While the growing volume of literature on fiscal decentralization has certainly informed the debate about the impact of this policy reform, current evidence on its benefits and costs to the health system is however limited by the following reasons. Firstly, by relying on fiscal data, much of the literature fails to capture other important aspects of decentralization in policymaking or the linkages between the various dimensions of decentralization. And secondly, there is a lack of evaluation of other aspects of the health-care system that may be influenced by fiscal decentralization such as its impact on the overall health-care costs to the system or equity in access to the system (if this is considered as a higher priority in a decentralised country than regional diversity on the basis of preferences or needs).
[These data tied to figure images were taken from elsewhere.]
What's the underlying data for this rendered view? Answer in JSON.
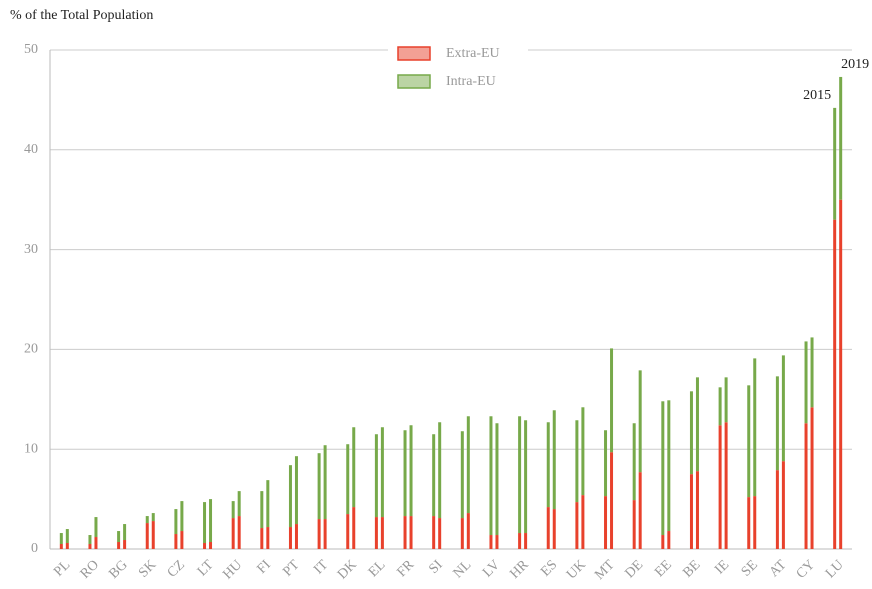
{
  "chart_data": {
    "type": "paired-stacked-bar",
    "y_label": "% of the Total Population",
    "categories": [
      "PL",
      "RO",
      "BG",
      "SK",
      "CZ",
      "LT",
      "HU",
      "FI",
      "PT",
      "IT",
      "DK",
      "EL",
      "FR",
      "SI",
      "NL",
      "LV",
      "HR",
      "ES",
      "UK",
      "MT",
      "DE",
      "EE",
      "BE",
      "IE",
      "SE",
      "AT",
      "CY",
      "LU"
    ],
    "annotations": [
      "2015",
      "2019"
    ],
    "series": [
      {
        "name": "Extra-EU",
        "color": "#e8412c",
        "values_2015": [
          0.5,
          0.5,
          0.7,
          2.6,
          1.5,
          0.6,
          3.1,
          2.1,
          2.2,
          3.0,
          3.5,
          3.2,
          3.3,
          3.3,
          3.1,
          1.4,
          1.6,
          4.2,
          4.7,
          5.3,
          4.9,
          1.4,
          7.5,
          12.4,
          5.2,
          7.9,
          12.6,
          33.0
        ],
        "values_2019": [
          0.6,
          1.2,
          0.9,
          2.8,
          1.8,
          0.7,
          3.3,
          2.2,
          2.5,
          3.0,
          4.2,
          3.2,
          3.3,
          3.1,
          3.6,
          1.4,
          1.6,
          4.0,
          5.4,
          9.7,
          7.7,
          1.8,
          7.8,
          12.7,
          5.3,
          8.8,
          14.2,
          35.0
        ]
      },
      {
        "name": "Intra-EU",
        "color": "#77a94a",
        "values_2015": [
          1.1,
          0.9,
          1.1,
          0.7,
          2.5,
          4.1,
          1.7,
          3.7,
          6.2,
          6.6,
          7.0,
          8.3,
          8.6,
          8.2,
          8.7,
          11.9,
          11.7,
          8.5,
          8.2,
          6.6,
          7.7,
          13.4,
          8.3,
          3.8,
          11.2,
          9.4,
          8.2,
          11.2
        ],
        "values_2019": [
          1.4,
          2.0,
          1.6,
          0.8,
          3.0,
          4.3,
          2.5,
          4.7,
          6.8,
          7.4,
          8.0,
          9.0,
          9.1,
          9.6,
          9.7,
          11.2,
          11.3,
          9.9,
          8.8,
          10.4,
          10.2,
          13.1,
          9.4,
          4.5,
          13.8,
          10.6,
          7.0,
          12.3
        ]
      }
    ],
    "ylim": [
      0,
      50
    ],
    "yticks": [
      0,
      10,
      20,
      30,
      40,
      50
    ],
    "grid": true
  }
}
Further research is therefore needed in order to establish firm conclusions about the merits of decentralising health services.

Case Study 2

Scotland will hold a referendum in 2014 to decide whether to be an independent, separate country, whether to get more devolved powers, or to maintain the “status quo”. A commission to review and improve devolution produced a document summarized in The Economist in 2008 (“An Attempt to make devolution work better creates as many problems as it solves”, 4 December, 2008).

  • Could you describe the system proposed to increase devolution in Scotland?

  • What would be the main advantages and disadvantages of this system?

Recommended Reading

Ahmad, E., & Brosio, G. (2006). Handbook of fiscal federalism. Washington DC: International Monetary Fund.

World Bank. Decentralization and Sub national Finance Website.